Dylan Jones studied at Chelsea School Of Art and then St. Martin’s School of Art. He is the award-winning editor of GQ magazine, a position he has held since 1999, and has won the British Society of Magazine Editors “Editor of the Year” award a record ten times. In 2013 he was also the recipient of the prestigious Mark Boxer Award.
Under his editorship the magazine has won over 50 awards.
A former editor at i-D, The Face, Arena, the Observer and the Sunday Times, he is the author of the New York Times best seller Jim Morrison: Dark Star, the much-translated iPod, Therefore I Am and Mr. Jones’ Rules, as well as the editor of the classic collection of music writing, Meaty Beaty Big & Bouncy. He edited a collection of journalism from Arena - Sex, Power & Travel - and collaborated with David Cameron on Cameron on Cameron: Conversations with Dylan Jones (shortlisted for the Channel 4 Political Book of the Year).
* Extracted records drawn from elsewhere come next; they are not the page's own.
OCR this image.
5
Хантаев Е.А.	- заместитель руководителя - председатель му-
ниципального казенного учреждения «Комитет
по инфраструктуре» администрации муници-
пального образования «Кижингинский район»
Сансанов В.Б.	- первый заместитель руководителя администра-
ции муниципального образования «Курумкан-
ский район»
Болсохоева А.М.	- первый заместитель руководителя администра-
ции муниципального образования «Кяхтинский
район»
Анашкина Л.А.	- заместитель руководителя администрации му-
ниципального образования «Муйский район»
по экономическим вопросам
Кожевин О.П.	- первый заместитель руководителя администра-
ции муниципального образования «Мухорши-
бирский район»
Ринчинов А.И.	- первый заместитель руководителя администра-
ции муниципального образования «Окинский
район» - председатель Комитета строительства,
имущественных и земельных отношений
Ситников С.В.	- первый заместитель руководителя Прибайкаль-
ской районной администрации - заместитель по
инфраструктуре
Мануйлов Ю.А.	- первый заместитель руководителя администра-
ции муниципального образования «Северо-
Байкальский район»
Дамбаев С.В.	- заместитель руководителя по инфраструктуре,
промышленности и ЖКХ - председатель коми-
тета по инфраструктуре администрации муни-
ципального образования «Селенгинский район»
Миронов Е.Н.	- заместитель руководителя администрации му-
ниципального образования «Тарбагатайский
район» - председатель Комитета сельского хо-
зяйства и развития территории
He was the Chairman of the Prince’s Trust’s Fashion Rocks Monaco, is a board member of the Norman Mailer Writers Colony and a Trustee of the Hay Festival. He is also the chairman of London Fashion Week: Men’s, London’s first men’s fashion week, launched in 2012 at the behest of the British Fashion Council.
In 2010 he spent a week in Afghanistan with the Armed Forces, collaborating on a book with the photographer David Bailey: British Heroes in Afghanistan.
In 2012 he had three books published: The Biographical Dictionary of Music; When Ziggy Played Guitar: David Bowie and Four Minutes that Shook the World, and the official book of U2’s 360 Tour, published in October. Since then he has published
The Eighties: One Day One Decade, a book about the 1980s told through the prism of Live Aid, Elvis Has Left The Building: The Day The King Died, Mr. Mojo, London Rules, a polemic about the greatest city in the world, Manxiety and London Sartorial.
In June 2013 he was awarded an OBE for services to publishing and the fashion industry. In 2014 he was made an Honorary Professor of Glasgow Caledonian University.